On 1 July 2020, the Building and Development Certifiers Regulation 2020(Regulation) came into effect, expanding upon a number of elements of the reforms introduced by the Building and Development Certifiers Act 2018 (NSW) (Act).
The Regulation set out a more thorough codification of what constitutes a conflict of interest than that set out in the Act. Specifically, clause 24 of the Regulation provides that a certifier must not advise on performance-based solutions in their role as a building certifier (BCA) consultant and be appointed as the principal certifier (PCA). This is a sensible approach. Otherwise, a PCA is essentially signing off on their own departure from the deemed to satisfy the requirements of the BCA. According to section 28 of the Act, a breach of the conflict of interest carries a maximum penalty of 300 penalty units.
There are various exemptions to the conflict of interest, one being for work where the certifier was appointed before 1 July 2020 and the development is completed before 1 July 2022 (according to clause 71(1) of the Regulation). This ‘grandfathering’ of any previous commercial arrangements is typical (notwithstanding the sense of the new regime) as it avoids project participants incurring hardship as a result of legislative reform. At the time, 1 July 2022 sounded like a long time away.
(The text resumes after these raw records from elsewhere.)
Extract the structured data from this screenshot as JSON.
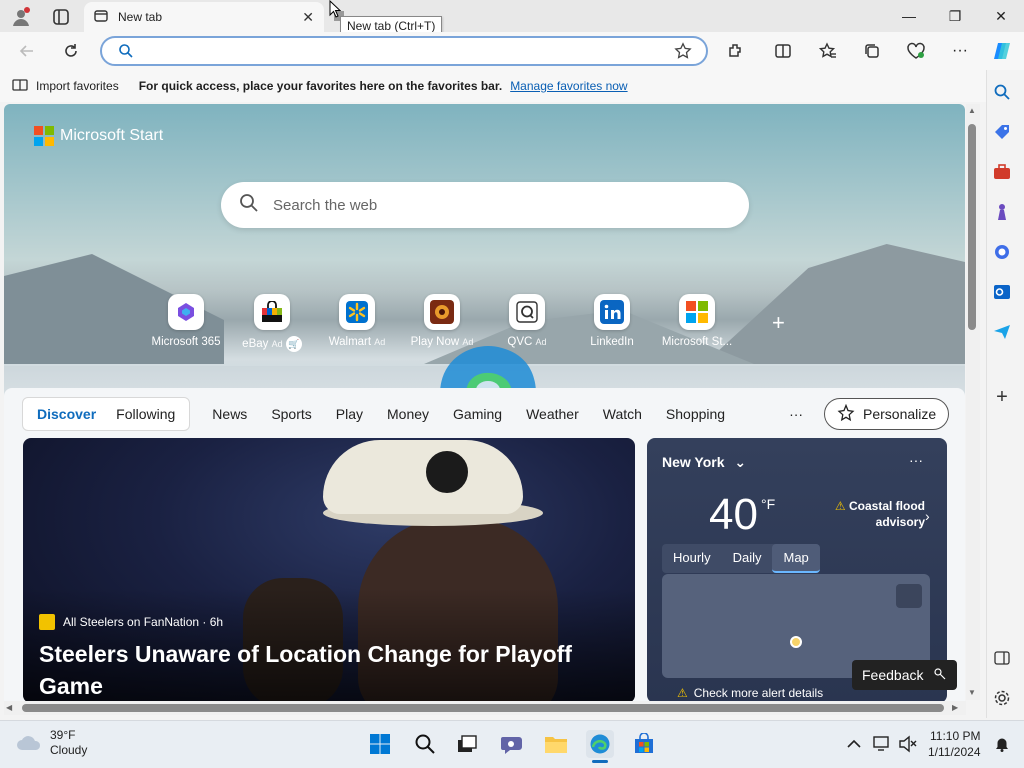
{
  "browser": {
    "tab_title": "New tab",
    "new_tab_tooltip": "New tab (Ctrl+T)",
    "address_placeholder": ""
  },
  "favorites_bar": {
    "import_label": "Import favorites",
    "hint": "For quick access, place your favorites here on the favorites bar.",
    "manage_link": "Manage favorites now"
  },
  "start": {
    "brand": "Microsoft Start",
    "search_placeholder": "Search the web",
    "tiles": [
      {
        "label": "Microsoft 365",
        "ad": ""
      },
      {
        "label": "eBay",
        "ad": "Ad"
      },
      {
        "label": "Walmart",
        "ad": "Ad"
      },
      {
        "label": "Play Now",
        "ad": "Ad"
      },
      {
        "label": "QVC",
        "ad": "Ad"
      },
      {
        "label": "LinkedIn",
        "ad": ""
      },
      {
        "label": "Microsoft St...",
        "ad": ""
      }
    ]
  },
  "feed": {
    "segments": [
      "Discover",
      "Following"
    ],
    "nav": [
      "News",
      "Sports",
      "Play",
      "Money",
      "Gaming",
      "Weather",
      "Watch",
      "Shopping"
    ],
    "more": "···",
    "personalize": "Personalize"
  },
  "news": {
    "source": "All Steelers on FanNation · 6h",
    "headline": "Steelers Unaware of Location Change for Playoff Game"
  },
  "weather": {
    "city": "New York",
    "more": "···",
    "temp": "40",
    "unit": "°F",
    "alert": "Coastal flood advisory",
    "tabs": [
      "Hourly",
      "Daily",
      "Map"
    ],
    "check_alert": "Check more alert details"
  },
  "feedback": "Feedback",
  "taskbar": {
    "weather_temp": "39°F",
    "weather_desc": "Cloudy",
    "time": "11:10 PM",
    "date": "1/11/2024"
  },
  "colors": {
    "accent": "#0f6cbd",
    "link": "#0a5fb4",
    "weather_card": "#34405c"
  }
}
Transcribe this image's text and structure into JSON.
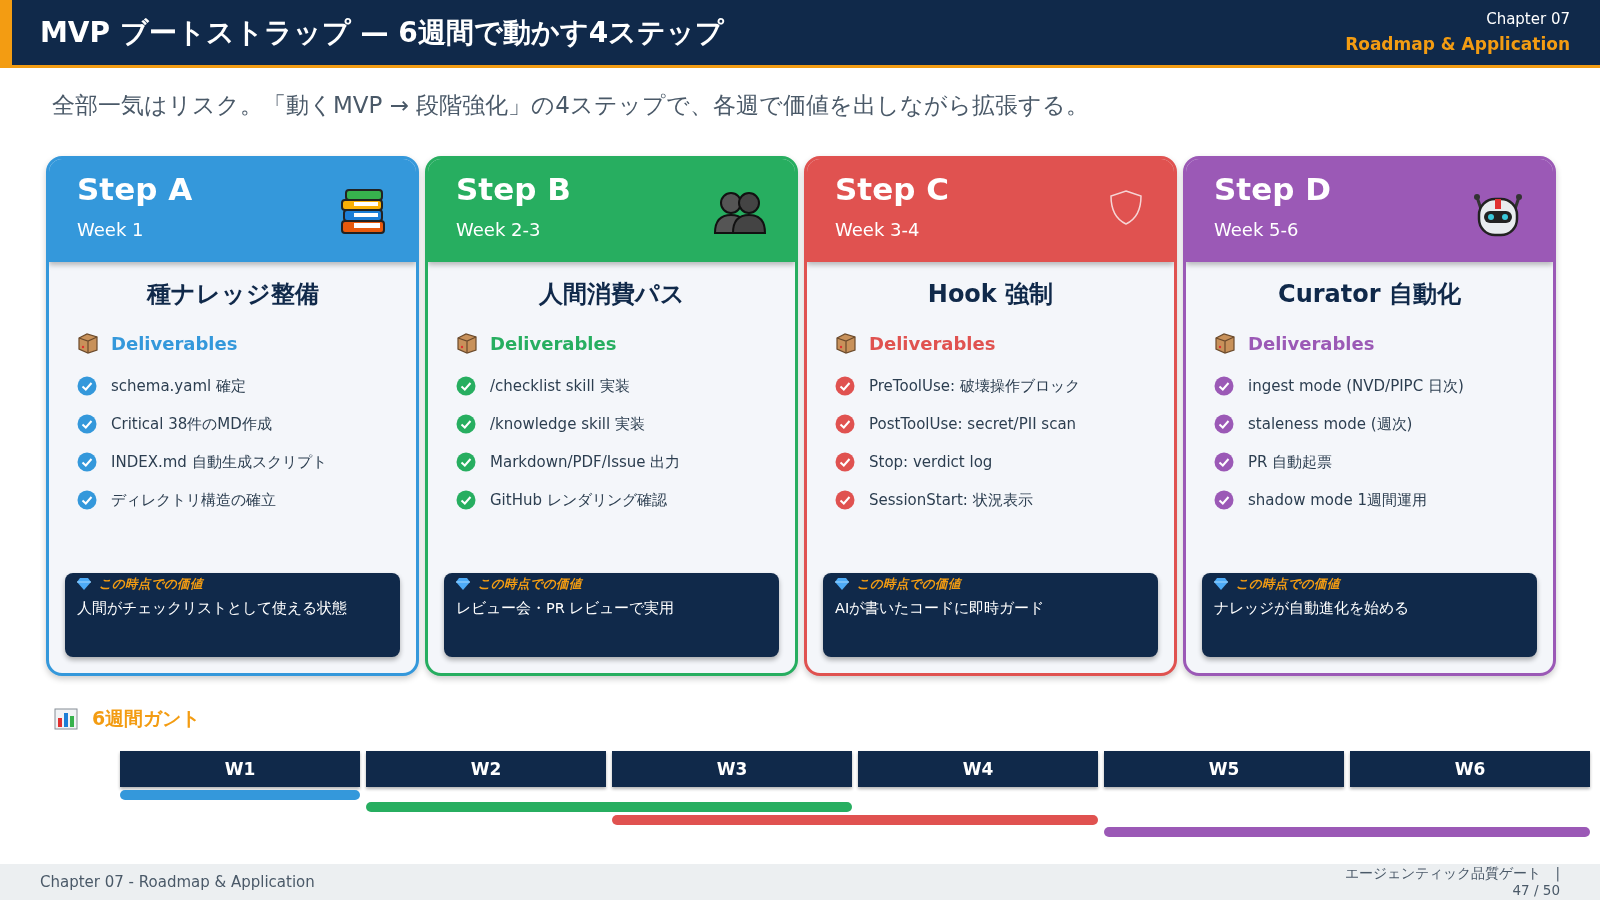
{
  "header": {
    "title": "MVP ブートストラップ — 6週間で動かす4ステップ",
    "chapter": "Chapter 07",
    "section": "Roadmap & Application"
  },
  "subtitle": "全部一気はリスク。「動くMVP → 段階強化」の4ステップで、各週で価値を出しながら拡張する。",
  "steps": [
    {
      "title": "Step A",
      "week": "Week 1",
      "color": "#3498db",
      "heading": "種ナレッジ整備",
      "deliverables_label": "Deliverables",
      "items": [
        "schema.yaml 確定",
        "Critical 38件のMD作成",
        "INDEX.md 自動生成スクリプト",
        "ディレクトリ構造の確立"
      ],
      "value_label": "この時点での価値",
      "value": "人間がチェックリストとして使える状態"
    },
    {
      "title": "Step B",
      "week": "Week 2-3",
      "color": "#27ae60",
      "heading": "人間消費パス",
      "deliverables_label": "Deliverables",
      "items": [
        "/checklist skill 実装",
        "/knowledge skill 実装",
        "Markdown/PDF/Issue 出力",
        "GitHub レンダリング確認"
      ],
      "value_label": "この時点での価値",
      "value": "レビュー会・PR レビューで実用"
    },
    {
      "title": "Step C",
      "week": "Week 3-4",
      "color": "#e05250",
      "heading": "Hook 強制",
      "deliverables_label": "Deliverables",
      "items": [
        "PreToolUse: 破壊操作ブロック",
        "PostToolUse: secret/PII scan",
        "Stop: verdict log",
        "SessionStart: 状況表示"
      ],
      "value_label": "この時点での価値",
      "value": "AIが書いたコードに即時ガード"
    },
    {
      "title": "Step D",
      "week": "Week 5-6",
      "color": "#9b59b6",
      "heading": "Curator 自動化",
      "deliverables_label": "Deliverables",
      "items": [
        "ingest mode (NVD/PIPC 日次)",
        "staleness mode (週次)",
        "PR 自動起票",
        "shadow mode 1週間運用"
      ],
      "value_label": "この時点での価値",
      "value": "ナレッジが自動進化を始める"
    }
  ],
  "gantt": {
    "title": "6週間ガント",
    "weeks": [
      "W1",
      "W2",
      "W3",
      "W4",
      "W5",
      "W6"
    ],
    "bars": [
      {
        "color": "#3498db",
        "weeks": [
          true,
          false,
          false,
          false,
          false,
          false
        ]
      },
      {
        "color": "#27ae60",
        "weeks": [
          false,
          true,
          true,
          false,
          false,
          false
        ]
      },
      {
        "color": "#e05250",
        "weeks": [
          false,
          false,
          true,
          true,
          false,
          false
        ]
      },
      {
        "color": "#9b59b6",
        "weeks": [
          false,
          false,
          false,
          false,
          true,
          true
        ]
      }
    ]
  },
  "footer": {
    "left": "Chapter 07 - Roadmap & Application",
    "right": "エージェンティック品質ゲート　|",
    "page": "47 / 50"
  }
}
What we are seeing in practice is that, due to delays to projects largely associated with the COVID-19 pandemic and extreme weather events, projects that parties in 2020 confidently believed would be complete by 30 June 2022 won’t be complete. This is creating a difficult situation for some PCAs who continued in their role with the genuine belief that they were complying with the new regime. Now due to matters entirely outside of their control come 1 July 2022, they have by definition breached the prohibition. Whilst there is no impact on their certifications already given, this seems incredibly unfair as there is no way to avoid it, noting that PCAs are entirely unable to influence the progress of a project.
PCAs not wanting to make matters worse are faced with no choice but to resign from their role. This is forcing principals to incur the cost of replacing a PCA in the final stages of their projects. A new PCA will not have had the benefit of familiarising themselves with the designs as a BCA consultant, increasing the time necessary to do the job. Further, in a profession already under strain brought on by a combination of reform (albeit necessary reform), the impacts of flammable building product claims and an otherwise tight insurance market, it is hard to find a PCA who is not very busy these days. Accordingly, the cost for the final certifications from a new PCA is high, if they can be obtained at all. Precisely, the sort of hardship the original transitional provision sought to avoid.
In reality, the expiry of the exemption to the BCA/PCA conflict of interest of 1 July 2022 does not take into account recent world events. The solution is a simple one – extend the 1 July 2022 deadline by at least six months. This avoids PCAs falling foul of the prohibition by default and may allow projects to come to a clean close without having to engage a new PCA so late in the game. Importantly, an extension allows the transitional provision to meet its original aim.